Bima dengan senjata gada mendekati seekor gajah yang sedang merumput di tepi Padang Kurusetra. Ia yang membeli gajah jinak itu.

“Hai gajah! Mulai saat ini aku beri nama kepadamu Aswatama!” kata Bima.

Namun tiba-tiba Bima mengayunkan senjata gadanya ke arah kepada Aswatama yang gajah itu, maka tewaslah seketika si Aswatama. Bima segera melesat ke arena pertempuran. Targetnya mendekati tempat di mana Resi bertempur.

“Aku telah membunuh Aswatama….. aku telah membunuh Aswatama….!!!!” Bima berteriak lantang dengan tujuan agar didengar oleh Drona. Dalam hatinya, Bima menyesali ucapannya. Tak pernah sekalipun terlintas dalam fikirannya untuk melakukan kebohongan semacam itu.

Drona menghentikan pertempuran begitu mendengar teriakan Bima. Ia gemetar dengan berita yang didengarnya.

“Wahai Bima, benarkah apa yang kamu katakan itu, kalau kamu telah membunuh putra kesayanganku?” tanya Drona kepada Bima.

Bima diam. Drona makin penasaran. Ia langkahkan kakinya mencari keberadaan Yudhistira. Ia ingin bertanya kepada raja yang terkenal berbicara kebenaran. Ia beranggapan, Yudhistira tak mungkin melakukan kebohongan.

“Wahai Yudhistira muridku, benarkah Bima telah membunuh Aswatama?” tanya Drona mengiba.

“Benar guru. Aswatama telah tewas…!” jawab Yudhistira mencoba menegarkan hatinya. “Tapi Aswatama si gajah itu …,” lanjutnya lirih. Namun, kalimat terakhir itu sudah tidak sampai di telinga Resi Drona yang sudah melangkahkan kakinya menjauhi Yudhistira.

Semua mata memandang haru ke arah Drona yang berjalan lunglai bagaikan orang kalah kalah. Ia buang senjatanya, lalu ia duduk bersimpuh.

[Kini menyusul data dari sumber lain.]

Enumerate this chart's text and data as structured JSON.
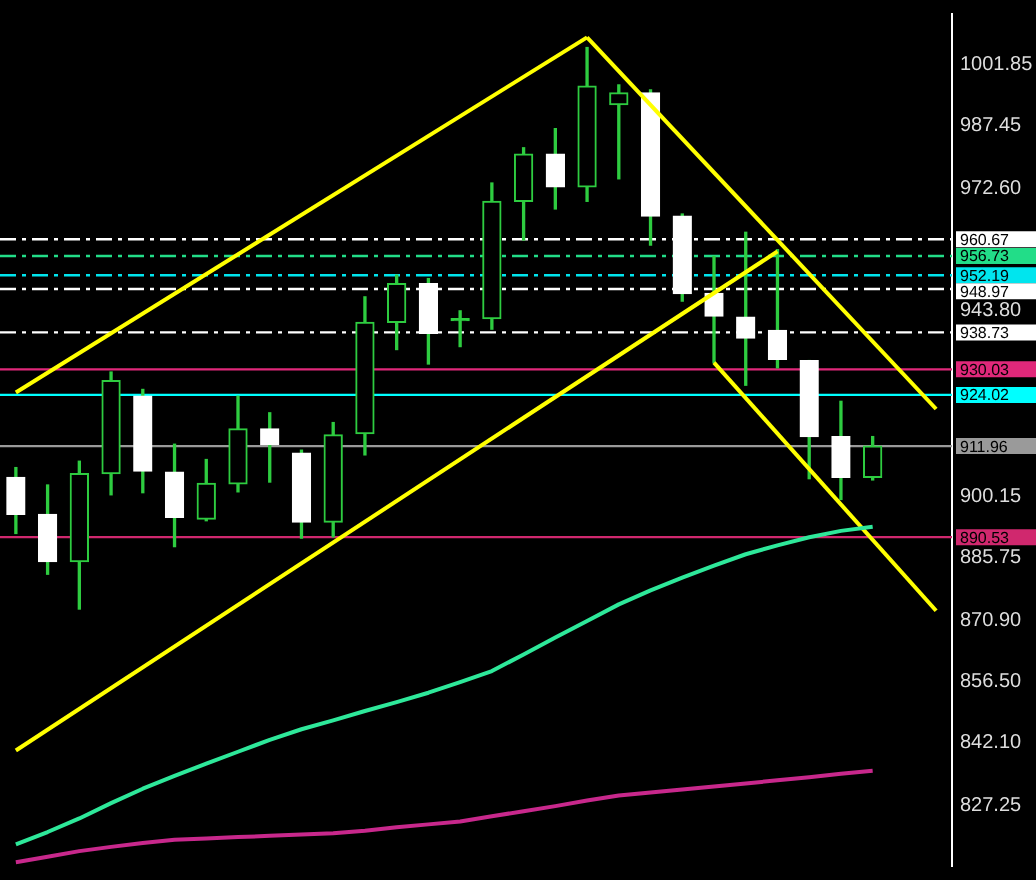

Drona menyempurnakan posisi duduknya. Ia mempersiapkan diri untuk bersemedi memohon ampun kepada Yang Maha Agung.

Belum juga sebait doa terucap dari mulutnya, tiba-tiba Dristadyumna berlari mendekati Resi Drona. Beberapa detik berikutnya, ia tunaikan takdirnya membunuh Drona.

Dristadyumna memenggal kepala Resi Drona. Tanpa ada perlawanan.

Dan Aswatama – anak kesayangan Drona, melihat peristiwa tersebut dari kejahuan.